The East Penn School District Board Meeting on June 9, 2025, was dominated by discussions surrounding the proposed budget, which includes a contentious 4% tax increase. Board members expressed a mix of support and concern over the financial plan, particularly regarding a projected deficit of $1.2 million.
Board member Mr. Jankowski voiced his support for the budget, emphasizing that nearly 90% of the district's budget is fixed and acknowledging the necessity of the increase to maintain the quality of education. "I do not like the fact of a 4% increase, but... if we want this to be the school district that everyone wants it to be, I support this budget," he stated.
Conversely, Mr. Flage expressed his opposition, citing the burden on taxpayers and referencing a recent tax abatement granted to a wealthy developer. He stated, "I just cannot keep putting more and more tax burden onto the taxpayer."
Ms. Bowman raised concerns about the planned deficit, questioning the sustainability of the budget without a clear plan to address the shortfall. She suggested splitting the vote on the budget items, as she supported some components but could not endorse the overall plan due to the deficit.
In response, district officials clarified that the deficit is strategically linked to planned expenditures for technology infrastructure, which will fluctuate in future years.

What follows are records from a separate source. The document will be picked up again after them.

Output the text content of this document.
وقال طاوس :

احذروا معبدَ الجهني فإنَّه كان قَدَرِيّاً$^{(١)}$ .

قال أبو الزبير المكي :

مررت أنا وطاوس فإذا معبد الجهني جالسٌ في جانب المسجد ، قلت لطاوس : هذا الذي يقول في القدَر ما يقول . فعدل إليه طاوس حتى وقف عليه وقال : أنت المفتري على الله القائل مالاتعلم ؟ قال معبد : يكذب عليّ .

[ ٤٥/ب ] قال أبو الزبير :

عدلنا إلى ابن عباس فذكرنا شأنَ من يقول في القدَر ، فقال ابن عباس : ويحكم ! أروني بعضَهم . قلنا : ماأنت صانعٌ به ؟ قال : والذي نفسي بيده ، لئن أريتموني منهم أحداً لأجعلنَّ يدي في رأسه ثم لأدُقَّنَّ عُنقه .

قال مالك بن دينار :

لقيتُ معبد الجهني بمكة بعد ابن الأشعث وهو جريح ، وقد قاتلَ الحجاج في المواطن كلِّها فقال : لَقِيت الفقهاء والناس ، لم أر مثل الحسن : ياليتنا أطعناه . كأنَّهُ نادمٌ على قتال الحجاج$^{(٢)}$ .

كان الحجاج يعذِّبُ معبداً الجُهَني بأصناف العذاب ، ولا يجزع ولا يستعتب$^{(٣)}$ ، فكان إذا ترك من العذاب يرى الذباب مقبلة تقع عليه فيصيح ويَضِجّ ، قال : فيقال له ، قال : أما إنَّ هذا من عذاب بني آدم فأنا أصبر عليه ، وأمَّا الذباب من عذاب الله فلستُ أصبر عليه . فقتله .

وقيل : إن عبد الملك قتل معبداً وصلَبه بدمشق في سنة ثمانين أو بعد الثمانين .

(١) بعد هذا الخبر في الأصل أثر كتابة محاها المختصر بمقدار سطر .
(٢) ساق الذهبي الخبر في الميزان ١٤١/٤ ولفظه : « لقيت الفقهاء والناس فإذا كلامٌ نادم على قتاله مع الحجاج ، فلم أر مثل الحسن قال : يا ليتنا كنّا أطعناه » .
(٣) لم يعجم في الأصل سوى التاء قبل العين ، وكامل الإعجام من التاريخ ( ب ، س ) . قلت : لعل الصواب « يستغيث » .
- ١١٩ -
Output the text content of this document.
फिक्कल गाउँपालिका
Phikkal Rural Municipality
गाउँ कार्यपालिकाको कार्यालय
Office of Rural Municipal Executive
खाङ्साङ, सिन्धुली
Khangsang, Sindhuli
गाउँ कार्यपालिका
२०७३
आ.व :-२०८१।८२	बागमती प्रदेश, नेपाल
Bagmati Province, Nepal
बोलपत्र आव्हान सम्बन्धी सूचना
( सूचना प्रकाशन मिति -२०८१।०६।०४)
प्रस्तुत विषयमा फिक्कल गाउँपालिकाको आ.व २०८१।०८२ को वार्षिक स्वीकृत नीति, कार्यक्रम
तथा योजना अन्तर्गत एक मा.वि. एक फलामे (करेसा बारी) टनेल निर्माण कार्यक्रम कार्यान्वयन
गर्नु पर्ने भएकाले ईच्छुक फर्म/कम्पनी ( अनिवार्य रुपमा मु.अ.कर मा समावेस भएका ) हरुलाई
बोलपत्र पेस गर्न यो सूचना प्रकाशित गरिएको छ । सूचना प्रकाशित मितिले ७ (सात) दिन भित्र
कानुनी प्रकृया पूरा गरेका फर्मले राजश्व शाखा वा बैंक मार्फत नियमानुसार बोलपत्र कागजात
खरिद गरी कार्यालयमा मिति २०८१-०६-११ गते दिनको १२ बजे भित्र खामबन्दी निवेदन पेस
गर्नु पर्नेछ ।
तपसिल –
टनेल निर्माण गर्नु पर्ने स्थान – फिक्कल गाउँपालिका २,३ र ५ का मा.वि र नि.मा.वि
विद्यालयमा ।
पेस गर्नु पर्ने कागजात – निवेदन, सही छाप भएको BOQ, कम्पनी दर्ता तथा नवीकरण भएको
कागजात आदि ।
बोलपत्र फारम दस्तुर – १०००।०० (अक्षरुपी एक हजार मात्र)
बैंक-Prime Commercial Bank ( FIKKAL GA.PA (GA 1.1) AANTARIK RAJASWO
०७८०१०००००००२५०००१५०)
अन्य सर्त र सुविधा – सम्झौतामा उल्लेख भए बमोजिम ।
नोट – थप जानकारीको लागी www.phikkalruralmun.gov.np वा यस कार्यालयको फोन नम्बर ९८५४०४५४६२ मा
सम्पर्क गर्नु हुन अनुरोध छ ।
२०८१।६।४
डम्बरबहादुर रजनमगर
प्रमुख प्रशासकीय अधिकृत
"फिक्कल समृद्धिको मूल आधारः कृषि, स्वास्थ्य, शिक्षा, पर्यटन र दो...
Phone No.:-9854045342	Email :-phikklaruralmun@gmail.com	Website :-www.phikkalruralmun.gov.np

They assured that this approach is designed to manage the fund balance effectively and prevent a runaway deficit.
The board's discussions highlighted the ongoing tension between maintaining educational quality and managing taxpayer burdens, setting the stage for a critical vote on the budget in the coming weeks. The outcome will significantly impact the district's financial health and educational resources moving forward.